Neorealistic Italian cinema used the post-War scenario to examine study the human condition. Hunger is a great leveller: the General and soldier are the same when they are hungry. The soldier grudgingly shares his food with the General; the General steals a frog caught by the soldier. The writer-director clearly states where his sympathies lie. The soldier as an honest individual may appear stupid, but earns the respect of the viewer with his tenacity to come up with great ideas of making a General look like a cow to gain a few hours of sleep. His use of the word "sir" to address his prisoner over the length of the movie is a fine aspect of the character build-up by the writer.

The film moves into top gear with the arrival of the illiterate girl played by Virna Lisi. For her, too, taking the captured General back is simply for the the 1000 Lire split between two individuals that will allow for a good life.

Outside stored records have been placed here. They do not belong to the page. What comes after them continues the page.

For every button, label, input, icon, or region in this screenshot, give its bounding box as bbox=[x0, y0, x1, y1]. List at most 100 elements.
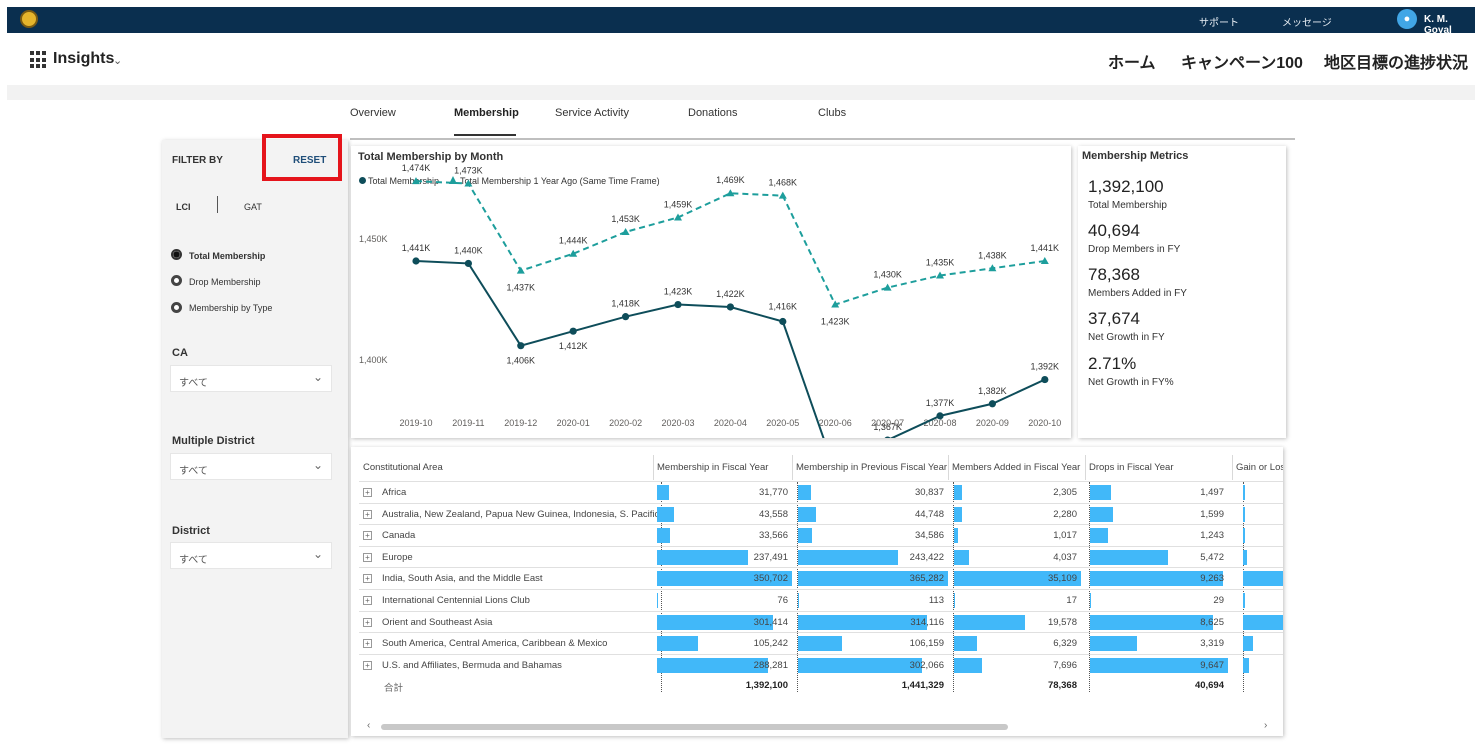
table-row[interactable]: + India, South Asia, and the Middle East 3… bbox=[359, 567, 1283, 588]
nav-home[interactable]: ホーム bbox=[1108, 55, 1156, 72]
multiple-district-dropdown[interactable]: すべて ⌄ bbox=[170, 453, 332, 480]
ca-dropdown[interactable]: すべて ⌄ bbox=[170, 365, 332, 392]
cell-value: 7,696 bbox=[1053, 659, 1077, 671]
tab-service-activity[interactable]: Service Activity bbox=[555, 107, 629, 119]
expand-icon[interactable]: + bbox=[363, 509, 372, 519]
tab-membership[interactable]: Membership bbox=[454, 107, 519, 119]
data-label: 1,377K bbox=[926, 398, 955, 408]
data-bar bbox=[954, 614, 1025, 630]
toggle-gat[interactable]: GAT bbox=[244, 202, 262, 212]
data-bar bbox=[954, 485, 963, 500]
radio-membership-by-type[interactable] bbox=[171, 302, 182, 313]
data-bar bbox=[798, 571, 948, 587]
chart-title: Total Membership by Month bbox=[358, 151, 504, 163]
column-header[interactable]: Membership in Fiscal Year bbox=[657, 462, 769, 473]
column-header[interactable]: Members Added in Fiscal Year bbox=[952, 462, 1081, 473]
district-dropdown-value: すべて bbox=[179, 555, 208, 566]
expand-icon[interactable]: + bbox=[363, 488, 372, 497]
column-separator[interactable] bbox=[948, 455, 949, 480]
cell-value: 2,305 bbox=[1053, 487, 1077, 498]
data-label: 1,453K bbox=[611, 214, 640, 224]
data-bar bbox=[954, 506, 963, 522]
x-tick-label: 2020-05 bbox=[766, 418, 799, 428]
column-header[interactable]: Drops in Fiscal Year bbox=[1089, 462, 1174, 473]
table-row[interactable]: + Canada 33,566 34,586 1,017 1,243 bbox=[359, 524, 1283, 545]
district-dropdown[interactable]: すべて ⌄ bbox=[170, 542, 332, 569]
lions-logo-icon[interactable] bbox=[20, 10, 38, 28]
messages-link[interactable]: メッセージ bbox=[1282, 18, 1332, 29]
radio-drop-membership[interactable] bbox=[171, 275, 182, 286]
column-divider bbox=[797, 482, 798, 692]
data-bar bbox=[798, 614, 927, 630]
radio-total-membership[interactable] bbox=[171, 249, 182, 260]
gain-bar bbox=[1243, 657, 1249, 673]
table-row[interactable]: + U.S. and Affiliates, Bermuda and Bahama… bbox=[359, 653, 1283, 675]
multiple-district-dropdown-value: すべて bbox=[179, 466, 208, 477]
data-point bbox=[464, 259, 472, 268]
support-link[interactable]: サポート bbox=[1199, 18, 1239, 29]
data-point bbox=[622, 313, 630, 321]
app-launcher-icon[interactable] bbox=[30, 51, 48, 69]
reset-button[interactable]: RESET bbox=[293, 155, 327, 166]
data-label: 1,473K bbox=[454, 166, 483, 176]
metric-label: Drop Members in FY bbox=[1088, 244, 1181, 255]
user-icon[interactable]: ● bbox=[1397, 9, 1417, 29]
total-label: 合計 bbox=[384, 683, 404, 695]
tab-overview[interactable]: Overview bbox=[350, 107, 396, 119]
data-label: 1,469K bbox=[716, 175, 745, 185]
tab-clubs[interactable]: Clubs bbox=[818, 107, 847, 119]
radio-label-membership-by-type[interactable]: Membership by Type bbox=[189, 303, 273, 313]
data-bar bbox=[798, 593, 799, 608]
table-row[interactable]: + Africa 31,770 30,837 2,305 1,497 bbox=[359, 481, 1283, 502]
radio-label-drop-membership[interactable]: Drop Membership bbox=[189, 277, 261, 287]
table-row[interactable]: + Orient and Southeast Asia 301,414 314,116… bbox=[359, 610, 1283, 632]
column-separator[interactable] bbox=[792, 455, 793, 480]
scroll-left-icon[interactable]: ‹ bbox=[367, 720, 371, 731]
column-separator[interactable] bbox=[1232, 455, 1233, 480]
data-label: 1,423K bbox=[664, 287, 693, 297]
data-bar bbox=[657, 549, 749, 565]
table-row[interactable]: + Australia, New Zealand, Papua New Guine… bbox=[359, 502, 1283, 524]
column-divider bbox=[1243, 482, 1244, 692]
table-row[interactable]: + Europe 237,491 243,422 4,037 5,472 bbox=[359, 545, 1283, 567]
toggle-lci[interactable]: LCI bbox=[176, 202, 191, 212]
expand-icon[interactable]: + bbox=[363, 552, 372, 562]
column-separator[interactable] bbox=[1085, 455, 1086, 480]
scroll-right-icon[interactable]: › bbox=[1264, 720, 1268, 731]
nav-campaign100[interactable]: キャンペーン100 bbox=[1181, 55, 1303, 72]
column-divider bbox=[953, 482, 954, 692]
data-point bbox=[884, 436, 891, 438]
radio-label-total-membership[interactable]: Total Membership bbox=[189, 251, 266, 261]
data-label: 1,406K bbox=[507, 356, 536, 366]
scrollbar-thumb[interactable] bbox=[381, 724, 1008, 730]
expand-icon[interactable]: + bbox=[363, 639, 372, 649]
nav-district-goals[interactable]: 地区目標の進捗状況 bbox=[1324, 55, 1469, 72]
data-point bbox=[726, 303, 734, 311]
active-tab-indicator bbox=[454, 134, 516, 136]
chevron-down-icon[interactable]: ⌄ bbox=[113, 55, 123, 67]
data-label: 1,440K bbox=[454, 245, 483, 255]
column-header[interactable]: Constitutional Area bbox=[363, 462, 443, 473]
expand-icon[interactable]: + bbox=[363, 596, 372, 605]
expand-icon[interactable]: + bbox=[363, 574, 372, 584]
table-row[interactable]: + South America, Central America, Caribbe… bbox=[359, 632, 1283, 653]
expand-icon[interactable]: + bbox=[363, 660, 372, 670]
app-name[interactable]: Insights bbox=[53, 50, 115, 67]
tab-donations[interactable]: Donations bbox=[688, 107, 738, 119]
cell-value: 1,243 bbox=[1200, 530, 1224, 542]
filter-title: FILTER BY bbox=[172, 155, 223, 166]
column-separator[interactable] bbox=[653, 455, 654, 480]
column-header[interactable]: Membership in Previous Fiscal Year bbox=[796, 462, 948, 473]
expand-icon[interactable]: + bbox=[363, 617, 372, 627]
column-header[interactable]: Gain or Los bbox=[1236, 462, 1283, 473]
cell-value: 31,770 bbox=[758, 487, 788, 498]
horizontal-scrollbar[interactable]: ‹ › bbox=[359, 720, 1274, 732]
data-label: 1,422K bbox=[716, 289, 745, 299]
expand-icon[interactable]: + bbox=[363, 531, 372, 541]
data-bar bbox=[657, 528, 670, 544]
data-bar bbox=[657, 485, 670, 500]
user-name[interactable]: K. M. Goyal bbox=[1424, 14, 1452, 36]
metric-label: Net Growth in FY bbox=[1088, 332, 1165, 343]
table-row[interactable]: + International Centennial Lions Club 76 11… bbox=[359, 589, 1283, 610]
gain-bar bbox=[1243, 593, 1245, 608]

Her character is benign, honest and rustic. For a few potatoes she bares her breasts and the humiliation of the act is wonderfully portrayed without histrionics.

The sexual arousal of the soldier, the importance of sleep over the need for sex, the urinating General whose one arm is useless are vignettes of superb cinema. The simplicity of the film, as in most neo-realist Italian cinema, is disarming. The film even goes on to make a hero of a donkey, while conversation revolves around tasty donkey-meat.

The film reverses the traditional concept of heroism by presenting a woman being superior to a man (the General), a honest foot soldier superior to a General.

I am surprised the film has been glossed over by casual viewers. I will be looking out to catch up with Campanile's work. I am pleased to note that Virna Lisi has finally been accepted as a serious actress in the Nineties for her work in La Reigne Margot.

Ennio Morricone's score in this film is very close to the music he provided for the spaghetti westerns of Sergio Leone. His score, like the performance of Steiger, is reigned in by the director to emphasize the role of the soldier and the girl. My only problem with the title of the movie is the lack of importance provided to the soldier, who is the central figure.

When I saw the film, the film brought back memories of de Sica's Bicycle Thief. Campanile's film, which provides equal importance to hens and donkeys as it does to human characters, is as real as they come and yet far removed from the values of Hollywood's screenplays, then and now.